2. Mülga 818 sayılı Borçlar Kanunu’nun 53 üncü maddesi.

3. Mülga 1086 sayılı Hukuk Usulü Muhakemeleri Kanunu’nun (1086 sayılı Kanun) 429 uncu maddesinin dördüncü fıkrası.

3. Değerlendirme
Mahkemece verilen karar Dairemizin 20.02.2014 tarih, 2013/12981 E. ve 2014/3119 K. sayılı ilamı ile bozulmuştur.
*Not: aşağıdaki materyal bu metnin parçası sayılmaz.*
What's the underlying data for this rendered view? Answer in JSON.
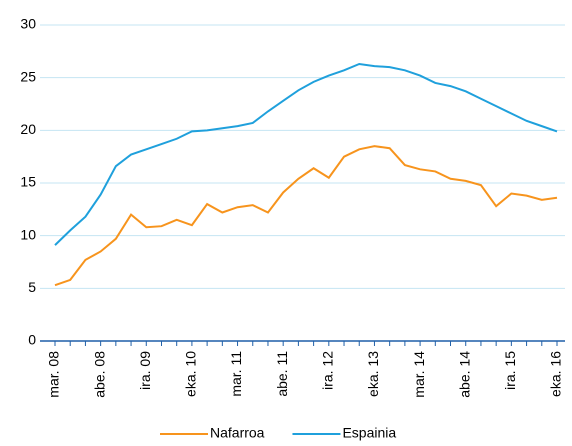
{
  "chart_data": {
    "type": "line",
    "categories": [
      "mar. 08",
      null,
      null,
      "abe. 08",
      null,
      null,
      "ira. 09",
      null,
      null,
      "eka. 10",
      null,
      null,
      "mar. 11",
      null,
      null,
      "abe. 11",
      null,
      null,
      "ira. 12",
      null,
      null,
      "eka. 13",
      null,
      null,
      "mar. 14",
      null,
      null,
      "abe. 14",
      null,
      null,
      "ira. 15",
      null,
      null,
      "eka. 16"
    ],
    "series": [
      {
        "name": "Nafarroa",
        "color": "#f7941d",
        "values": [
          5.3,
          5.8,
          7.7,
          8.5,
          9.7,
          12.0,
          10.8,
          10.9,
          11.5,
          11.0,
          13.0,
          12.2,
          12.7,
          12.9,
          12.2,
          14.1,
          15.4,
          16.4,
          15.5,
          17.5,
          18.2,
          18.5,
          18.3,
          16.7,
          16.3,
          16.1,
          15.4,
          15.2,
          14.8,
          12.8,
          14.0,
          13.8,
          13.4,
          13.6
        ]
      },
      {
        "name": "Espainia",
        "color": "#1fa0dc",
        "values": [
          9.1,
          10.5,
          11.8,
          13.9,
          16.6,
          17.7,
          18.2,
          18.7,
          19.2,
          19.9,
          20.0,
          20.2,
          20.4,
          20.7,
          21.8,
          22.8,
          23.8,
          24.6,
          25.2,
          25.7,
          26.3,
          26.1,
          26.0,
          25.7,
          25.2,
          24.5,
          24.2,
          23.7,
          23.0,
          22.3,
          21.6,
          20.9,
          20.4,
          19.9
        ]
      }
    ],
    "ylim": [
      0,
      30
    ],
    "yticks": [
      0,
      5,
      10,
      15,
      20,
      25,
      30
    ],
    "grid": true,
    "legend": "bottom"
  }
}
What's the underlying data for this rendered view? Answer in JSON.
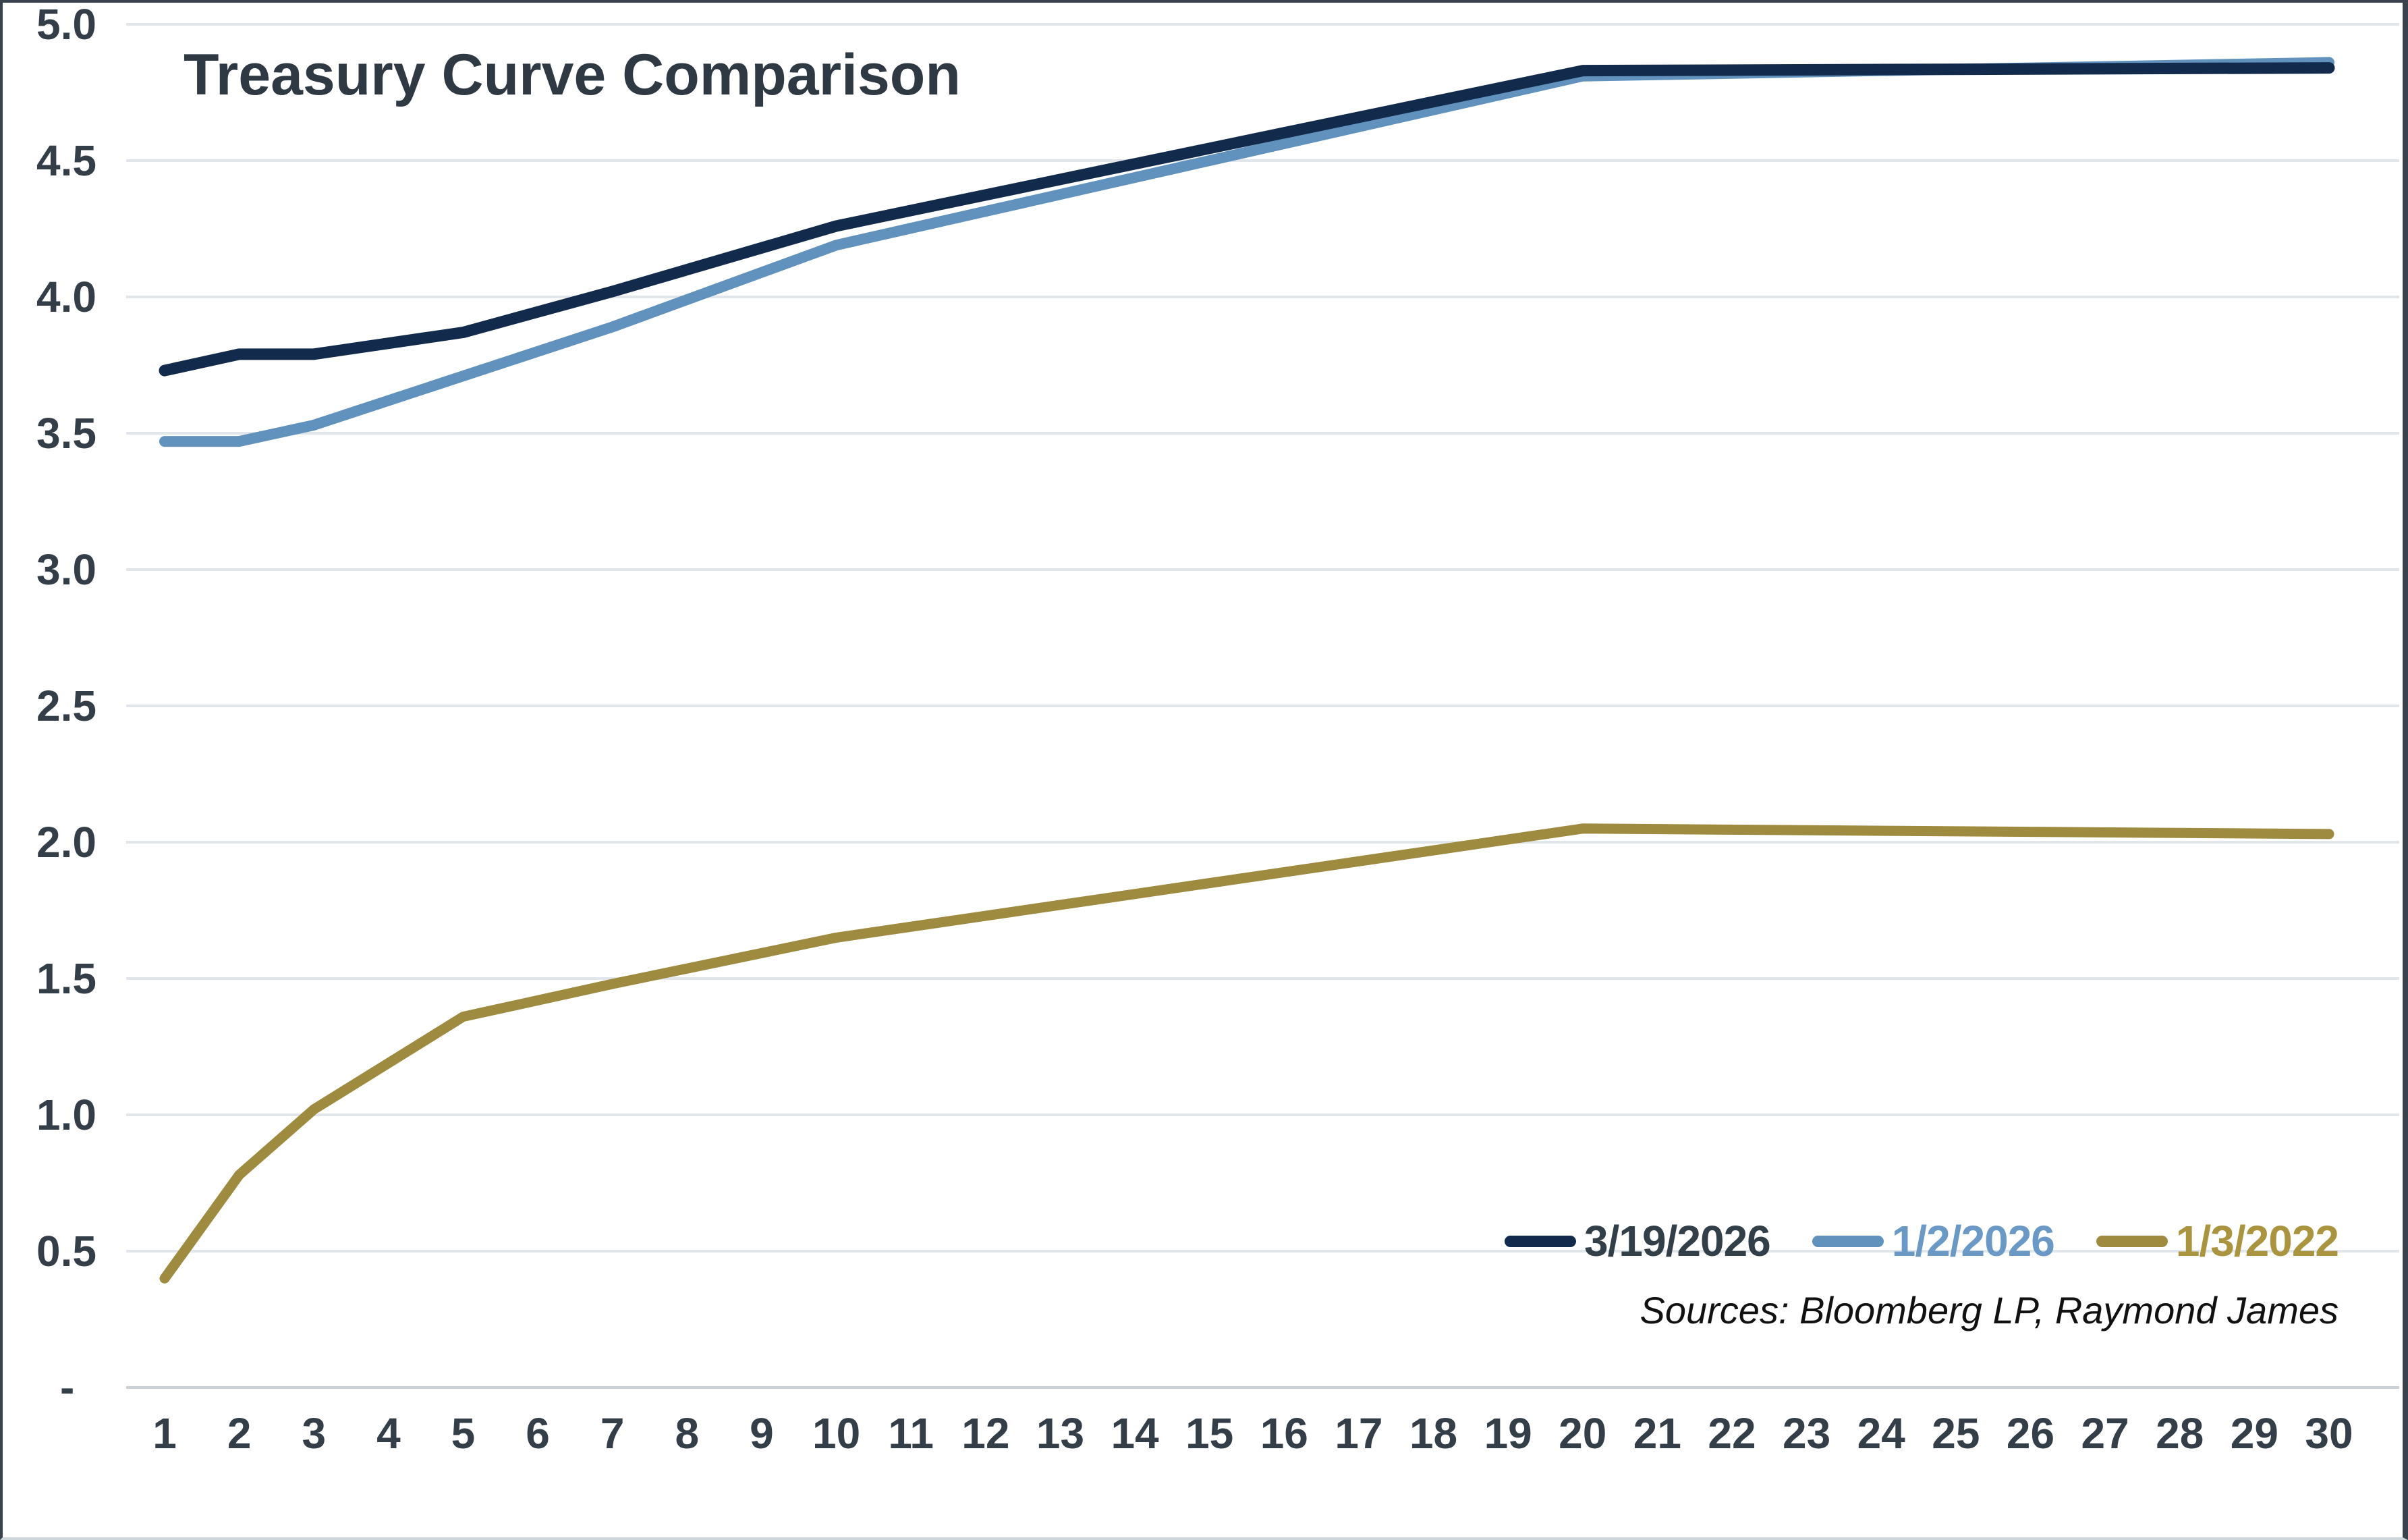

Bozma ilamında özetle, “…Somut uyuşmazlık ile ilgili olarak Bursa 1. Ağır Ceza Mahkemesi’nin 2012/279 E. sayılı dosyasında davacının kardeşi … ve arkadaşı … hakkında yapılan yargılama sırasında sanıklardan …’ın bu eylemin davacının da el ve işbirliği ile gerçekleştirildiğini beyan ettiği, yine aynı dosyada davacının babasının da uyuşmazlık konusu eylemin davacının bilgisi ve iştiraki ile gerçekleştirildiği hususunda beyanda bulunduğu, her ne kadar ceza soruşturması sırasında davacı hakkında takipsizlik kararı verilmişse de ceza yargılaması sonunda tesis olunacak hüküm ile davacının diğer sanıkların eylemleri ile ilgili olarak bağlantısı bulunduğuna dair bir gerekçe yer aldığı takdirde, bu maddi olay belirlemesinin mülga 818 sayılı Kanun’un 53 üncü ve ve 6098 sayılı Kanun’un 74 üncü maddeleri kapsamında hukuk hakimini de bağladığı, bu bakımdan halen derdest olan ceza davasının neticesi beklenerek hasıl olacak sonuca göre bir karar verilmesi gerekirken yazılı gerekçeyle davanın reddine karar verilmesi doğru olmadığı, hükmün davalı yararına bozulması gerektiği” belirtilmiştir.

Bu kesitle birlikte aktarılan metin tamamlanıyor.